Mi padre llevó a Jiaojiao, que se había quedado dormida, al kang, y luego le pasó el sobre rojo a mi madre. Ella lo abrió y vio un puñado de billetes de cien yuanes. Contó hasta diez billetes y se puso muy nerviosa. Entonces echó un vistazo a mi padre, se escupió en los dedos y volvió a contar. Eran diez billetes; en total, mil yuanes.

—Este regalo es demasiado —le dijo Madre a Padre—. ¿Cómo podemos aceptarlo?

—No te olvides del sobre de Xiaotong —dijo Padre.

—Dámelo —dijo Madre con un tono que sonaba a enfado.

No tuve más remedio que entregarle el sobre a mi madre. Contó el dinero una vez rápidamente y luego se escupió en los dedos de nuevo y lo contó otra vez con detenimiento. También eran diez billetes de cien yuanes; en total, mil yuanes.

En aquella época dos mil yuanes eran mucho dinero y era por eso que cada vez que Madre pensaba en los dos mil yuanes que le había dejado a Gang Shen y que nunca le devolvería se ponía furiosa. En aquel entonces por setecientos u ochocientos yuanes podías comprar un búfalo de agua capaz de tirar de un arado; con mil yuanes podías comprar un burro que tirase de una carreta grande. Es decir, que el Señor Lan nos había dado a Jiaojiao y a mí dinero suficiente para comprar dos burros grandes. En la época de la reforma agraria a cualquier familia que tuviese dos burros grandes en su casa se la hubiese catalogado como de terratenientes y los tiempos de sufrimiento les esperarían a la vuelta de la esquina.

—¿Qué hacemos? —balbuceó Madre, que tenía las cejas arrugadas como una señora mayor de unos setenta u ochenta años.

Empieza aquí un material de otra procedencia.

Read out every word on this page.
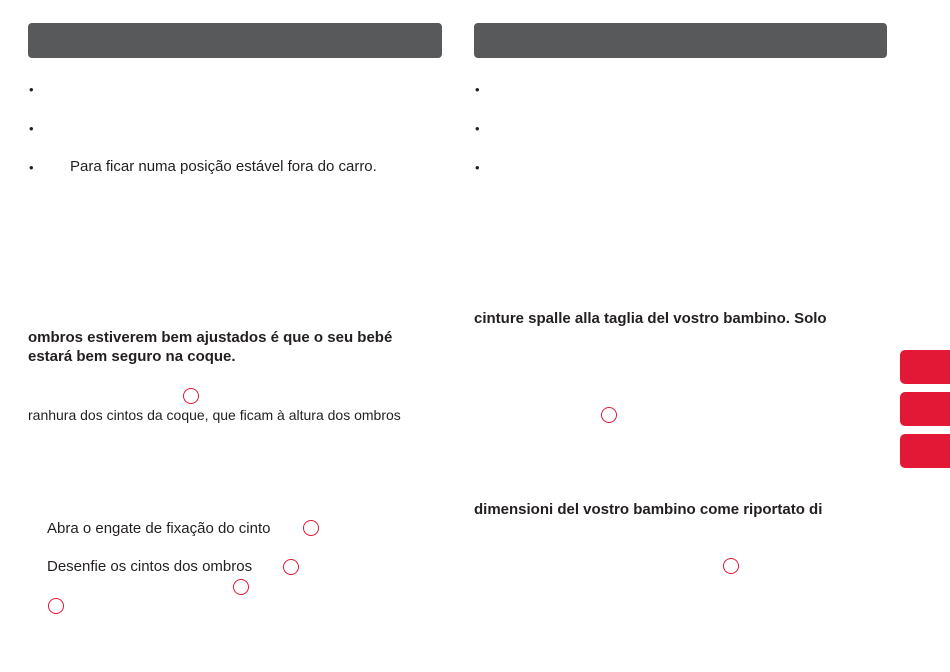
•
•
• Para ficar numa posição estável fora do carro.
ombros estiverem bem ajustados é que o seu bebé
estará bem seguro na coque.
ranhura dos cintos da coque, que ficam à altura dos ombros
Abra o engate de fixação do cinto
Desenfie os cintos dos ombros
•
•
•
cinture spalle alla taglia del vostro bambino. Solo
dimensioni del vostro bambino come riportato di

Tenía los brazos rígidos y la espalda arqueada, como si lo que tuviera en las manos no fuera dinero sino ladrillos.

—¿Por qué no lo devolvemos? —dijo Padre.

—¿Cómo? —preguntó Madre sin saber qué hacer exactamente—. ¿Vas tú a devolverlo?

—Manda a Xiaotong —dijo Padre—. Los niños no tienen sentido de la vergüenza y él no le dirá nada al niño…

—Los niños sí tienen sentido de la vergüenza —dijo Madre.

—Entonces tú decides —dijo Padre—. Haré lo que digas.

—De momento lo guardaremos —dijo Madre avergonzada—. Se suponía que íbamos a invitarle a cenar y no solo nos invita a caldo de karasu y a raviolis de aleta de tiburón, sino que además nos da un regalo como este.

—Eso significa que de verdad quiere recuperar la relación con nuestra familia —dijo Padre.

—Si quieres saber la verdad te diré que él no es tan mezquino como piensas. Cuando tú no estabas aquí, nos ayudó bastante. Me vendió su tractor a precio de chatarra y no pidió nada a cambio por aprobar la construcción de nuestra casa. Mucha gente le dio regalos y no consiguió su aprobación. Si no hubiera sido por él esta casa no se habría construido.

—Déjalo en mis manos —dijo Padre con un suspiro—. De ahora en adelante seré como su soldado de a pie y le devolveré el favor con otro favor.

—Este dinero no es para gastarlo. Ponlo en el banco —dijo Madre—. Podemos mandar a Xiaotong y a Jiaojiao al colegio después de la fiesta de Año Nuevo.

Los fuegos artificiales iluminaron el cielo de forma fugaz. De repente sentí miedo, como si estuviese en la frontera entre la muerte y la vida, como si estuviese viendo el mundo infernal y el mundo de los vivos, la luz y la oscuridad. En un momento de iluminación vi a Laoda Lan reunirse con la monja anciana en la entrada del templo, que le pasó ropa de cuna. «Señor, Huiming ha tomado la decisión de romper los lazos con este mundo material, cuídese por favor». Cuando los fuegos artificiales se disiparon, todo volvió a sumergirse en la oscuridad. Oí el llanto de un bebé. Cuando la siguiente tanda de fuegos artificiales comenzó vi la carita del bebé, que tenía la boca bien abierta, y el rostro impasible de Laoda Lan. Sabía que las emociones se agolparon en su pecho como las olas del mar porque vi algo brillar en sus ojos.